Participant selection for workshops and conferences made easy.
Selection of participants for meetings as a discrete optimization problem.
Given a list of participants with various "attributes" (e.g., gender, career stage, subfield, geography, years since PhD), the code finds the distribution of values within each attribute (e.g, male, female) and generate a subset that approximates target value distributions (e.g, 50% male/female, 30% junior, 30% non-US). The attributes and values are user determined and based on the data present in uploaded CSV file.
This tool was born out of a very practical need: given that there are more applicants for a workshop than spaces, and given that some constraints on a target mixture of participants, and perhaps some pre-selected participants (e.g. invited speakers), how can the set of participants be identified such that it meets the target mixture as much as possible?
Instead of letting human organisers decide heuristically (including all the various biases that this entails [refs?]), this tool treats it as a (fairly complex) optimization problem, where the computer finds a subset of applicants that most closely matches the target mixture.
The targets could be based on various objectives that depend on the workshop or conference: for example, one could optimize for a certain mixture of abstract scores, for a breadth of talk topics, for a certain ratio of (academic) seniority, or for measures like gender or ethnicity.
Note that this is explicitly not the same as a quota: the underlying algorithim optimizes for the subset of participants that overall matches up with the targets, taking into account all targets simultaneously. It is also possible to include relative weights between targets, depending on how important they are to you.

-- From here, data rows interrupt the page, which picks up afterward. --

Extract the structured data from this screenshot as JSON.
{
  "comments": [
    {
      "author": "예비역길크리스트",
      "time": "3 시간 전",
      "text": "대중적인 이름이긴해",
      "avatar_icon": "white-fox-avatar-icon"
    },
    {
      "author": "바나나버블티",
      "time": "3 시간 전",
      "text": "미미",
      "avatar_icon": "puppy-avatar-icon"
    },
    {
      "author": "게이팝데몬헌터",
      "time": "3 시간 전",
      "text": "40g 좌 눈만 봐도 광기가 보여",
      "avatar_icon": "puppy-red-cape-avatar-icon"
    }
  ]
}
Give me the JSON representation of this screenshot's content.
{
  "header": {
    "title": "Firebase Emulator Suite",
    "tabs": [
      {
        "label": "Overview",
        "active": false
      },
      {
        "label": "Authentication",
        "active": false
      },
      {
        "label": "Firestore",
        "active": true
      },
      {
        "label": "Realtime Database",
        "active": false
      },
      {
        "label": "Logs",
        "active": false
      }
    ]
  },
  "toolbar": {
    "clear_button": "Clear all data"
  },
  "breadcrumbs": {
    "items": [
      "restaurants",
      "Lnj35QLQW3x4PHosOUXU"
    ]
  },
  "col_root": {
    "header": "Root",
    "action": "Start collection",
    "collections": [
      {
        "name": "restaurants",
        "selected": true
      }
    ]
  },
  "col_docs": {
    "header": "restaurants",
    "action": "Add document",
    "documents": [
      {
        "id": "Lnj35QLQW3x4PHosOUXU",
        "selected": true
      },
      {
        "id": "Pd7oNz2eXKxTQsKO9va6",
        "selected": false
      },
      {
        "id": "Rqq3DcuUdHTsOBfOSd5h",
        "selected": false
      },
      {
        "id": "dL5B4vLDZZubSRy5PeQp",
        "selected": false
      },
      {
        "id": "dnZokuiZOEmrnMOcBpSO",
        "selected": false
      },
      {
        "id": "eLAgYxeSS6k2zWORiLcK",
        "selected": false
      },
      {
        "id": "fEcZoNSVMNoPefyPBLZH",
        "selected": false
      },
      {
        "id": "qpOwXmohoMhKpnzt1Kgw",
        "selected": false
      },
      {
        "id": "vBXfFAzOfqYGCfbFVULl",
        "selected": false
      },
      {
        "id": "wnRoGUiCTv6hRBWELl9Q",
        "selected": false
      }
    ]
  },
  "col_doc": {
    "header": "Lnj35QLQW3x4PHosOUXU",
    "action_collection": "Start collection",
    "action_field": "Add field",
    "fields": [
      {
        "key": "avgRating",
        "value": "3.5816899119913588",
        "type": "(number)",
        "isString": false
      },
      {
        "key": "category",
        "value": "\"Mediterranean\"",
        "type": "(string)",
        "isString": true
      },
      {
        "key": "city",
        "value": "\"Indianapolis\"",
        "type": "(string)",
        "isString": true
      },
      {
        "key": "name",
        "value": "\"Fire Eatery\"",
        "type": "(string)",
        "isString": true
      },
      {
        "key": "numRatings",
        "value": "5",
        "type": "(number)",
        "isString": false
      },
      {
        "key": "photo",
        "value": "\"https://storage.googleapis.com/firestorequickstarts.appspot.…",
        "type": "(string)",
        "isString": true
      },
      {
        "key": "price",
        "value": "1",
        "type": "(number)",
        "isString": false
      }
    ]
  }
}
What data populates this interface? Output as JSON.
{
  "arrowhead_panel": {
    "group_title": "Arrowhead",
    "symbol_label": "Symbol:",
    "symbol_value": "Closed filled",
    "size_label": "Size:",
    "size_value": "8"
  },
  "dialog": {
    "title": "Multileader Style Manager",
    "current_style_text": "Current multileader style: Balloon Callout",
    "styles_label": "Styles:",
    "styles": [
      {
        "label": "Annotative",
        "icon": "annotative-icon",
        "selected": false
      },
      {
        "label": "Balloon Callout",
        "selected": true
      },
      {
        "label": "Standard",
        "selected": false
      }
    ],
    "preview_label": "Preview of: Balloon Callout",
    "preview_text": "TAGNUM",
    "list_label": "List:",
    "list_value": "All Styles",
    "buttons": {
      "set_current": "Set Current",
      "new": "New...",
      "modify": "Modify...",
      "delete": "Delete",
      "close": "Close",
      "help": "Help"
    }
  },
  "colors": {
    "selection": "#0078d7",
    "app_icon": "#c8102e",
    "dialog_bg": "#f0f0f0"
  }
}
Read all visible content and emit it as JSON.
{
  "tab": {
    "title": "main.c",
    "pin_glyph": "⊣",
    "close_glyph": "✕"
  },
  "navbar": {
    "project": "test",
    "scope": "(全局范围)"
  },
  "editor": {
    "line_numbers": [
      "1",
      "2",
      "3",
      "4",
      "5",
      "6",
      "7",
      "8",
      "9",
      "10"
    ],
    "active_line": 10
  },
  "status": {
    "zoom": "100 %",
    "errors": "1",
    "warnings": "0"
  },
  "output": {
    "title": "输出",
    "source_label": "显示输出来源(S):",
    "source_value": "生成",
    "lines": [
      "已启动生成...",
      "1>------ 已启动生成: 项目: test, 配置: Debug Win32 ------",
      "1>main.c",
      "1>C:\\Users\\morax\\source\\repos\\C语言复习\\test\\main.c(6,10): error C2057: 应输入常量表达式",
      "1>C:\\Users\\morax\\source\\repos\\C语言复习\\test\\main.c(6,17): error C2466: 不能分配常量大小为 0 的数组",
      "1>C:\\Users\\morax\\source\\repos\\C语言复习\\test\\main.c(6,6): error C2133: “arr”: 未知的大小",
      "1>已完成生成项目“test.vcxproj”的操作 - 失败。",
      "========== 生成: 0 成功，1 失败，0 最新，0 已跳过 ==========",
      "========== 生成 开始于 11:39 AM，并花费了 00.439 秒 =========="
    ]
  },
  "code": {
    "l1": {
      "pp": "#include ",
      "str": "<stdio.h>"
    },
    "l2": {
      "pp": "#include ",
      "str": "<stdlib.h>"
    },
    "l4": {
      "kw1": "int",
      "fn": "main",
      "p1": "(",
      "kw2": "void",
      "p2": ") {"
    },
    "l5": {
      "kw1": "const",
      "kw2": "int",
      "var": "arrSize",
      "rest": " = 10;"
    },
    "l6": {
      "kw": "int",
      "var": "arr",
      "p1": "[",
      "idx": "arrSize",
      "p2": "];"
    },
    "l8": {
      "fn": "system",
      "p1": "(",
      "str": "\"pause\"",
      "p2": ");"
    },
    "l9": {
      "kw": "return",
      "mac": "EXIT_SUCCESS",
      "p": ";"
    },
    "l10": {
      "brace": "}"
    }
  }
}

- CSV file with candidates, attribute, and values.
- Target size of subset
- Target distribution of each value
- Weights assigned to each value
- Distribution of each value in input file
- Subset of candidates which approximate the target distributions
- Distribution of each value in subset
Download the app/ directory
pip install -r requirements.txt
python server.py
then go to http://localhost:5000/ in your web browser
First, collect data about the acceptable participants. This requires you to know which criteria you actually care about when selecting participants. This will very strongly depend on the scope, the objective and format of your workshop or conference.
- header row required. no spaces in header names.
- first column required to be a unique identifier. Either a unique numerical key (anonymous) or full name.
- each column is intrepreted as an attribute (e.g, gender)
- each field in a column is intrepreted as a value of the attribute
- missing data should be left as empty strings
- to ignore a parameter, set the weight to 0
- pre-selected candidates may be selected (left-click) to ensure their inclusion in the subset
- input list should be all acceptable candidates
- input list should include pre-selected candidates so they are included in the distributions
- output list is not necessarily reproducible -- each run will create a new list
- numbers are assumed to be from a continous distribution (e.g., years since PhD)
- quantitative attributes are divided up into at most 5 bins